Sunny beaches, tropical sunsets, historical temples, beautiful scenery, cute elephants and stilt fishermen. These are some of the sights you might encounter on your trip to Sri Lanka during one of your breaks. One other thing you’ll never forget about Sri Lanka is its cuisine. Sri Lankan cuisine is very different from its South Asian counterparts, so here’s a small guide to some popular, unmissable Sri Lankan dishes.


Rice and Curry

This meal is a must if you visit Sri Lanka. Rice and curry is usually consumed for lunch every day and some have it for breakfast and dinner too. Sri Lankans have many curries that are rotated for each meal of the day. Rice is the staple food of Sri Lanka and it is always accompanied by three or four curries: Parrippu, a curry made from dhal or lentils, a prawn, fish, chicken or beef curry, vegetable curries and a green leaf dish.


Kiribath – Milk rice

Kiribath is a traditional dish that is usually eaten for breakfast. The rice is cooked with coconut milk instead of water, and is accompanied by sweet jaggery, a particular type of cane sugar, and lunumiris, a spice made out of chopped onions and chilli flakes. This dish is usually made for special occasions, like Sri Lankan New Year, birthdays and anniversaries.

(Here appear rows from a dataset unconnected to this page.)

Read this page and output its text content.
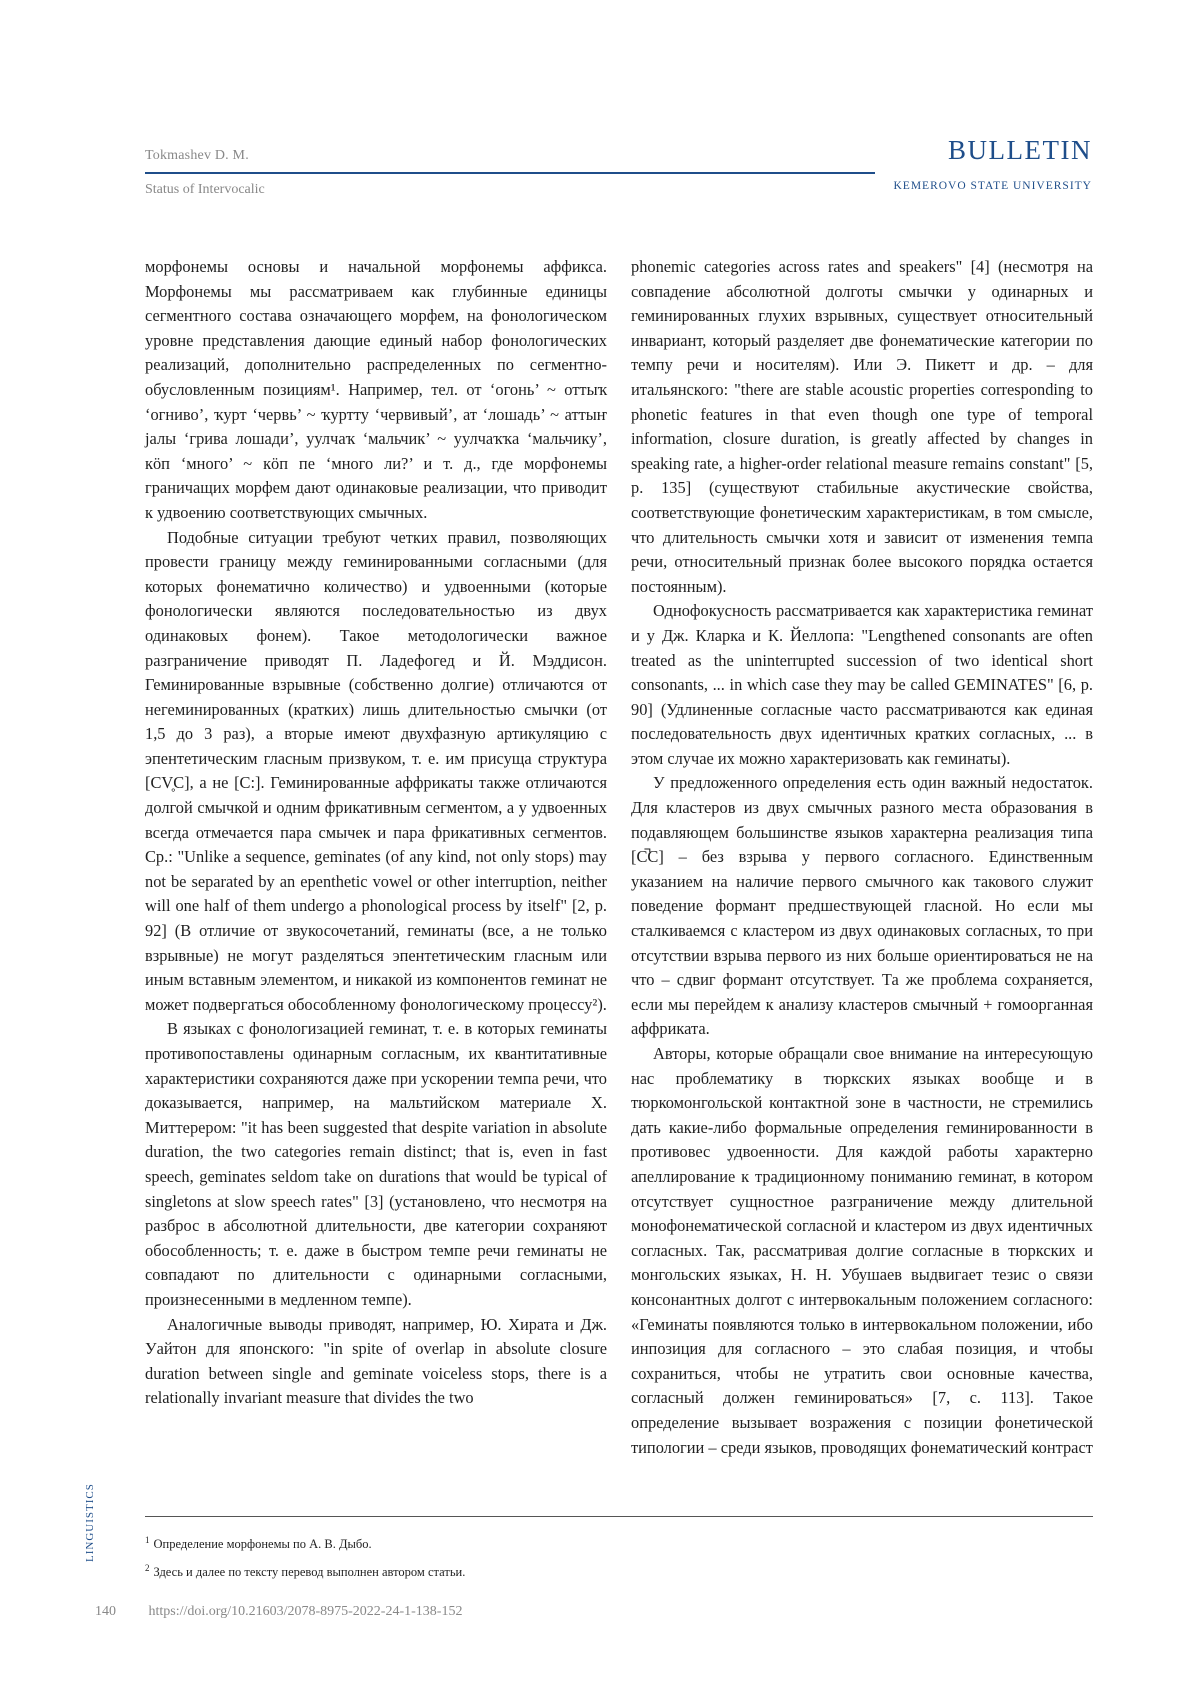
Tokmashev D. M.
Status of Intervocalic
BULLETIN
KEMEROVO STATE UNIVERSITY

морфонемы основы и начальной морфонемы аффикса. Морфонемы мы рассматриваем как глубинные единицы сегментного состава означающего морфем, на фонологическом уровне представления дающие единый набор фонологических реализаций, дополнительно распределенных по сегментно-обусловленным позициям¹. Например, тел. от ‘огонь’ ~ оттыҡ ‘огниво’, ҡурт ‘червь’ ~ ҡуртту ‘червивый’, ат ‘лошадь’ ~ аттыҥ јалы ‘грива лошади’, уулчаҡ ‘мальчик’ ~ уулчаҡҡа ‘мальчику’, кöп ‘много’ ~ кöп пе ‘много ли?’ и т. д., где морфонемы граничащих морфем дают одинаковые реализации, что приводит к удвоению соответствующих смычных.

Подобные ситуации требуют четких правил, позволяющих провести границу между геминированными согласными (для которых фонематично количество) и удвоенными (которые фонологически являются последовательностью из двух одинаковых фонем). Такое методологически важное разграничение приводят П. Ладефогед и Й. Мэддисон. Геминированные взрывные (собственно долгие) отличаются от негеминированных (кратких) лишь длительностью смычки (от 1,5 до 3 раз), а вторые имеют двухфазную артикуляцию с эпентетическим гласным призвуком, т. е. им присуща структура [CV̥C], а не [C:]. Геминированные аффрикаты также отличаются долгой смычкой и одним фрикативным сегментом, а у удвоенных всегда отмечается пара смычек и пара фрикативных сегментов. Ср.: "Unlike a sequence, geminates (of any kind, not only stops) may not be separated by an epenthetic vowel or other interruption, neither will one half of them undergo a phonological process by itself" [2, p. 92] (В отличие от звукосочетаний, геминаты (все, а не только взрывные) не могут разделяться эпентетическим гласным или иным вставным элементом, и никакой из компонентов геминат не может подвергаться обособленному фонологическому процессу²).

В языках с фонологизацией геминат, т. е. в которых геминаты противопоставлены одинарным согласным, их квантитативные характеристики сохраняются даже при ускорении темпа речи, что доказывается, например, на мальтийском материале Х. Миттерером: "it has been suggested that despite variation in absolute duration, the two categories remain distinct; that is, even in fast speech, geminates seldom take on durations that would be typical of singletons at slow speech rates" [3] (установлено, что несмотря на разброс в абсолютной длительности, две категории сохраняют обособленность; т. е. даже в быстром темпе речи геминаты не совпадают по длительности с одинарными согласными, произнесенными в медленном темпе).

Аналогичные выводы приводят, например, Ю. Хирата и Дж. Уайтон для японского: "in spite of overlap in absolute closure duration between single and geminate voiceless stops, there is a relationally invariant measure that divides the two

phonemic categories across rates and speakers" [4] (несмотря на совпадение абсолютной долготы смычки у одинарных и геминированных глухих взрывных, существует относительный инвариант, который разделяет две фонематические категории по темпу речи и носителям). Или Э. Пикетт и др. – для итальянского: "there are stable acoustic properties corresponding to phonetic features in that even though one type of temporal information, closure duration, is greatly affected by changes in speaking rate, a higher-order relational measure remains constant" [5, p. 135] (существуют стабильные акустические свойства, соответствующие фонетическим характеристикам, в том смысле, что длительность смычки хотя и зависит от изменения темпа речи, относительный признак более высокого порядка остается постоянным).

Однофокусность рассматривается как характеристика геминат и у Дж. Кларка и К. Йеллопа: "Lengthened consonants are often treated as the uninterrupted succession of two identical short consonants, ... in which case they may be called GEMINATES" [6, p. 90] (Удлиненные согласные часто рассматриваются как единая последовательность двух идентичных кратких согласных, ... в этом случае их можно характеризовать как геминаты).

У предложенного определения есть один важный недостаток. Для кластеров из двух смычных разного места образования в подавляющем большинстве языков характерна реализация типа [C̚C] – без взрыва у первого согласного. Единственным указанием на наличие первого смычного как такового служит поведение формант предшествующей гласной. Но если мы сталкиваемся с кластером из двух одинаковых согласных, то при отсутствии взрыва первого из них больше ориентироваться не на что – сдвиг формант отсутствует. Та же проблема сохраняется, если мы перейдем к анализу кластеров смычный + гомоорганная аффриката.

Авторы, которые обращали свое внимание на интересующую нас проблематику в тюркских языках вообще и в тюркомонгольской контактной зоне в частности, не стремились дать какие-либо формальные определения геминированности в противовес удвоенности. Для каждой работы характерно апеллирование к традиционному пониманию геминат, в котором отсутствует сущностное разграничение между длительной монофонематической согласной и кластером из двух идентичных согласных. Так, рассматривая долгие согласные в тюркских и монгольских языках, Н. Н. Убушаев выдвигает тезис о связи консонантных долгот с интервокальным положением согласного: «Геминаты появляются только в интервокальном положении, ибо инпозиция для согласного – это слабая позиция, и чтобы сохраниться, чтобы не утратить свои основные качества, согласный должен геминироваться» [7, с. 113]. Такое определение вызывает возражения с позиции фонетической типологии – среди языков, проводящих фонематический контраст

LINGUISTICS	$^1$ Определение морфонемы по А. В. Дыбо.
$^2$ Здесь и далее по тексту перевод выполнен автором статьи.
140 https://doi.org/10.21603/2078-8975-2022-24-1-138-152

Considered a street food, this dish is extremely popular in Sri Lanka and has several variations with various meats and cheeses.
Kottu is made out of shredded Gothammba Rotti — pictured below — to which egg, vegetables, meat and curry are added and mixed together. The sound of kottu being made has its own sort of drumbeat as the ingredients are mixed and broken apart with two long rectangular knives beating against the grill.


Gothammba Rotti


Appa – Hoppers

Hoppers are made from rice flour and coconut-milk-based batter which is fried on a special type of wok called an appa thachchi. Its design gives the hopper its shape, making it soft in the middle and crunchy on the rim. There are plain hoppers and egg hoppers, which are accompanied by lunumiris.


Idiappa – String Hoppers

String Hoppers are made out of a thicker rice-flour-based batter which is pushed through a round, flat, perforated nozzle. It falls out like streamers and is guided into circles which are then steamed. String Hoppers are accompanied by pol sambol — a type of spiced dessicated coconut — parripu, dhal and fish or chicken curry.


Thambili – King Coconut

This variety of coconut is native to Sri Lanka and is a must try, especially when the days are hot and humid. Thambili is a sweet, cooling coconut water.


Kiri Tea – Milk Tea

Although tea was introduced to Sri Lanka by the British, it has become an important aspect of Sri Lankan culture. In fact, Sri Lanka is one of the world’s leading tea producers. Tea lovers should definitely try Sri Lankan tea.

Bombai Mutai – Sri Lankan cotton candy

Sri Lankan children grow up to the sound of ringing bells reverberating through the streets, accompanied by the voice of a seller yelling, Bombai Mutai. Thin strands of candy floss are sandwiched between two thin wafer sheets, making for a colorful and distinctive take on cotton candy.